9 PCB Layout Tips Every Advanced Engineer Knows (But Beginners Might Not)
Today, I'm excited to share PCB design tips that can significantly improve your designs.
1. Regulator Layout
Linear regulators are common components consisting of three pins:
- Output voltage (e.g., 5V, 3.3V)
- Ground (GND)
- Unregulated input voltage
Pin order and packaging can vary across different models, so pay close attention during design.
If you layout your PCB thoughtfully, swapping out regulators later for higher input voltages or lower dropout voltages becomes much easier.
Add a 4th and 5th hole with the following pin arrangements:
- +5, +UN, GND (top three holes)
- GND, +UN, +5 (top three holes reversed)
- +UN, GND, +5 (middle three holes)
- +5, GND, +UN (middle three holes reversed)
- GND, +5, +UN (bottom three holes)
- +UN, +5, GND (bottom three holes reversed)
With a diameter of 0.040 inches for all holes, this will accommodate TO-220 and TO-92 packages.
2. Compatibility of Different Trimmer Potentiometer Pins
Trimmer potentiometers come in various package styles, with the most common having a 0.1-inch lead spacing. However, the lead connections may not align neatly with the body.
To ensure compatibility, design a 3x3 grid pattern that can accommodate multiple types of potentiometers in the same PCB location.
3. Capacitor Layout - Add Extra Holes
Utilizing three capacitor holes allows you to choose between 0.1-inch and 0.2-inch spacing during assembly.
Make the first pad square and positive, while grounding the other two pads. This way, even if you use different capacitor sizes, the smallest component will align with the first pad.
Extra holes also provide a backup grounding connection in case of errors on the PCB.

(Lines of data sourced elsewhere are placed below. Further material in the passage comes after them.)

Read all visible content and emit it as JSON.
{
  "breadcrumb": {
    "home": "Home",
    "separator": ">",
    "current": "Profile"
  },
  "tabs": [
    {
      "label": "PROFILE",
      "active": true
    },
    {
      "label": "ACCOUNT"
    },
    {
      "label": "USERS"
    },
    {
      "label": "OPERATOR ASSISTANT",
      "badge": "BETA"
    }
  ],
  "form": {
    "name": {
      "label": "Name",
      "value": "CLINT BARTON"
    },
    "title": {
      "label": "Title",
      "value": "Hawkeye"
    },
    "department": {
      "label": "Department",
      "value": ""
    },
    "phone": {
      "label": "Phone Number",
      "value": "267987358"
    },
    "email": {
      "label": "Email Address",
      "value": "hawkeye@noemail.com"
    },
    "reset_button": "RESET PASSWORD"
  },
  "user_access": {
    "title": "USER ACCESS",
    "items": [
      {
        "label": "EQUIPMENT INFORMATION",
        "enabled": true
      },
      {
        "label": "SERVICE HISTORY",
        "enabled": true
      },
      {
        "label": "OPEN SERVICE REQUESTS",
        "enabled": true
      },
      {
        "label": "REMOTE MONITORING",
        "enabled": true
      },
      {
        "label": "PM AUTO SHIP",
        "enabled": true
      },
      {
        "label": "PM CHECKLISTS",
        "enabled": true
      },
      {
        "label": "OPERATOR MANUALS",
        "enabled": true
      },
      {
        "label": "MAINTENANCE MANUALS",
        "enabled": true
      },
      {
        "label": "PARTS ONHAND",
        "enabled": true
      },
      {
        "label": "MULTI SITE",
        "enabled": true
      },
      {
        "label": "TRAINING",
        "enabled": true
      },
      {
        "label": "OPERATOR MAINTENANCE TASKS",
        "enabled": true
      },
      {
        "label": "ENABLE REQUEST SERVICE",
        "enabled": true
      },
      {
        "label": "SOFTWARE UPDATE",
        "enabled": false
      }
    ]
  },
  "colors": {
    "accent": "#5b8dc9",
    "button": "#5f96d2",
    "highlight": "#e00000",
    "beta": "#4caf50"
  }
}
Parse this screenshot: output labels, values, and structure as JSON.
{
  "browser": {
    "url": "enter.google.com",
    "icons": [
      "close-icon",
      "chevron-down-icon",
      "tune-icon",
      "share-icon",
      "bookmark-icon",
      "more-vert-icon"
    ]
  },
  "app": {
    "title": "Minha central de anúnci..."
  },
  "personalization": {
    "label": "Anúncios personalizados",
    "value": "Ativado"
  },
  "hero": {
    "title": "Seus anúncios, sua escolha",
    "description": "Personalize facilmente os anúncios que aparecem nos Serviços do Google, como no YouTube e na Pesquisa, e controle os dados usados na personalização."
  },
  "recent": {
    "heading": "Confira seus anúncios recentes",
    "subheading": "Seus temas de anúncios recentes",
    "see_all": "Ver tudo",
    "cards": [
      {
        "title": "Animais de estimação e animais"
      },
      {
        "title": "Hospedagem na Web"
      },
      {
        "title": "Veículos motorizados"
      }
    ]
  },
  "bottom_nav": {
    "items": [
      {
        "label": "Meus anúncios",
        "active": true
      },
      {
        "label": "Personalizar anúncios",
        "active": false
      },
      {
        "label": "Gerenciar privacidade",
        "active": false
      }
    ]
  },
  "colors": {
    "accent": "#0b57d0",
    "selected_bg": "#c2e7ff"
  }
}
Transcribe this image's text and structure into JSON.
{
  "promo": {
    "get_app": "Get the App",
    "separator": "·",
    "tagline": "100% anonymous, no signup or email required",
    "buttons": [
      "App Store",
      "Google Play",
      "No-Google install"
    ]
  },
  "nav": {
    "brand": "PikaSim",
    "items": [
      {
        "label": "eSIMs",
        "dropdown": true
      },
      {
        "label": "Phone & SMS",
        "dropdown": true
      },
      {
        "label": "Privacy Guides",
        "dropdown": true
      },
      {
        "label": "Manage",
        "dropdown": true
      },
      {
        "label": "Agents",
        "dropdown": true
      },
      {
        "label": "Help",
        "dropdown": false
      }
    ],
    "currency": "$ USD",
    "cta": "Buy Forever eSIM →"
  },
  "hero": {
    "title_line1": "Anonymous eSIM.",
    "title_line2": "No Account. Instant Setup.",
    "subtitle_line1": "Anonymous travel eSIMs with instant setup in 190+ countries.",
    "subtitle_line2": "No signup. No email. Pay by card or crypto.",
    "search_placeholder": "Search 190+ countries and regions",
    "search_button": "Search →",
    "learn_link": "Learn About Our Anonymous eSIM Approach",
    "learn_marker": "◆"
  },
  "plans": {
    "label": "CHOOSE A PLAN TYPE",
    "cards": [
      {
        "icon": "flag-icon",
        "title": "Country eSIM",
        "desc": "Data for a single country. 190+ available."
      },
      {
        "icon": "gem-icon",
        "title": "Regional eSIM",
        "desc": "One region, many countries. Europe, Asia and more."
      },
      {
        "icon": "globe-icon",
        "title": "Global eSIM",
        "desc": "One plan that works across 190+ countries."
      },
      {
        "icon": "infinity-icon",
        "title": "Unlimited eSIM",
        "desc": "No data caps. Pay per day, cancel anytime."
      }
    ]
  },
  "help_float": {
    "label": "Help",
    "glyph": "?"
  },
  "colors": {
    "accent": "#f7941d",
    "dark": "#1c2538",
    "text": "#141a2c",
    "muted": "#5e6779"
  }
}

4. Button Layout - Add Extra Holes
Tactile buttons are common in electronics, typically with four pins arranged in a square.
To ensure proper installation, consider adding three extra holes in the center to allow for various button types.
5. Wider Round Pads Around Holes
Most PCB layouts use a 0.056-inch pad around a common 0.029-inch hole. This works well for DIP chips but may not be suitable for wider hole spacing.
Adding larger round pads around wider holes maximizes contact area during soldering.
6. Solder Mask Layer
The solder mask layer provides electrical and chemical insulation, protecting metal traces from environmental damage and accidental shorts.
Be cautious that extended pad areas may get covered by the solder mask during PCB production.
7. Copper Fill to Reduce Heat and Improve Efficiency
Some components, like voltage regulators and motor drivers, generate heat. A simple method to dissipate heat is to place copper fills beneath these chips, which can enhance performance.
However, ensure there’s enough routing space, as sometimes you can't add a copper plane beneath the chip.
8. Test Point Design
When measuring DC voltages, ensure that your ground probe connects to the same ground as your circuit. Place test points on the PCB edge to avoid dangling wires.
Using slightly larger holes (0.035 inches) for test point connections will facilitate easier access for probes.
9. Ground and Power Line Design
Ground and power lines should be thicker than signal lines. Thicker traces not only carry more current but also visually distinguish power lines from signal lines, reducing the risk of connecting power incorrectly to signal pins.